Lo spirito dell'uomo medievale

   Un punto d'incontro virtuale per ritrovare il nostro spirito, un modo per conoscerci attraverso le vicende belle e dolorose dello spirito dell'uomo medievale, per ritrovare il nostro spirito. A cura di Claudio Attardi
 


martedì, 30 maggio 2006
 

Questo nuovo modo di comunicare, il blog, è l'ultima forma di comunicazione che sto sperimentando in ordine di tempo. E sono contento di averlo iniziato. E' vero, questo a volte è un modo per trascendere se stessi, e mostrare agli altri solo quella parte che per noi è "giusta". Ma tutti gli scrittori, di qualsiasi epoca, hanno fatto lo stesso. In questi anni ( sono sei) in cui ho lanciato il sito, ho avuto modo di conoscere molte persone veramente brave, che hanno una vita normale, un normale lavoro, che tutti i giorni faticano, si impegnano nella famiglia, e che usano con serietà le nuove tecnologie.

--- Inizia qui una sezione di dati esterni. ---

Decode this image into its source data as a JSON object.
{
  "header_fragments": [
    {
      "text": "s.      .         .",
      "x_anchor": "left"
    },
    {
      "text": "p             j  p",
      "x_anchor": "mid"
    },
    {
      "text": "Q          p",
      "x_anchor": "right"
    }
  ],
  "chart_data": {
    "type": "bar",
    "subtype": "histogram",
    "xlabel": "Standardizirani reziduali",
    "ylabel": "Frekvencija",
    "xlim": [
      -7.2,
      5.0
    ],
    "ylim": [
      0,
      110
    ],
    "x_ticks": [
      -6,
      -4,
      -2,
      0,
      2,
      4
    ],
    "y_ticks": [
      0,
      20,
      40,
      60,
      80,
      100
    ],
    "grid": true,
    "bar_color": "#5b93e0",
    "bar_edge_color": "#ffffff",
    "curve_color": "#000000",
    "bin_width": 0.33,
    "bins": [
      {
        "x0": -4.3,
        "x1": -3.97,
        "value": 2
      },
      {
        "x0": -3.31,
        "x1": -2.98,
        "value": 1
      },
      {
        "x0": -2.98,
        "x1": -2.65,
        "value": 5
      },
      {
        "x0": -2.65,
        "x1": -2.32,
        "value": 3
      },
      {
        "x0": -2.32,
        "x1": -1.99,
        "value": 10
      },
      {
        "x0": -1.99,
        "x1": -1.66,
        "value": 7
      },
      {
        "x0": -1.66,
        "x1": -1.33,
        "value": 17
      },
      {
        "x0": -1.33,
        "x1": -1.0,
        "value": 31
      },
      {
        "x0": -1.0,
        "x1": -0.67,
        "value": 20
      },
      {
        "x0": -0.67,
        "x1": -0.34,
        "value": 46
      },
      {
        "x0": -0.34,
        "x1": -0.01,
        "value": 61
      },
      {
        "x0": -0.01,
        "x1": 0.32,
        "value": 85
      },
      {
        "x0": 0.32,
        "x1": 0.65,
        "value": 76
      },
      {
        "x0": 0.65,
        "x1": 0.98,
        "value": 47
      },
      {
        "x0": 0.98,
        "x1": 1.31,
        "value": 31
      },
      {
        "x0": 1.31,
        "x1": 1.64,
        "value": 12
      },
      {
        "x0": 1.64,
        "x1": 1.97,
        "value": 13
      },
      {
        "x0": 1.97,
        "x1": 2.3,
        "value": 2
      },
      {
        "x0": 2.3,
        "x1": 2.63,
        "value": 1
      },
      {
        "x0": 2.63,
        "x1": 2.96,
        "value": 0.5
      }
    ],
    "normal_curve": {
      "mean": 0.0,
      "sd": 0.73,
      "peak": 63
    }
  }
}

Non è vero quindi che internet è il luogo del nascondimento personale. Dipende sempre da noi, da quello che vogliamo veramente. E' vero, è difficile conoscersi personalmente, per motivi geografici o per storie personali. Ma c'è comunque la possibilità di ottime conoscenze. Io ho conosciuto personalmente alcuni dei miei lettori o collaboratori, e sono nate ottime amicizie. E' vero che la società, in generale, come ho scritto nel mio libro, ha forse perso molti punti di riferimento, a livello generale. Ma sono convinto che le nuove generazioni ne sapranno creare dei nuovi, ed anche migliori. E' una sfida, certo. Ma come tutte le sfide, bisogna aver la forza di raccoglierla, per vivere più pienamente il nostro tempo. Per costruire insieme una società più a misura d'uomo. Ma per far questo bisogna partire da noi stessi, da quello che vogliamo veramente comunicare. Se la nostra comunicazione sarà basata su valori positivi di umanità, amicizia, solidarietà, amore per gli altri, sicuramente avremo un ritorno di comunicazione positiva. Ma se siamo chiusi in noi stessi, la comunicazione, come un cerchio, ci farà tornare addosso solitudine e scontentezza. E di questo potremo dare la colpa solo a noi stessi.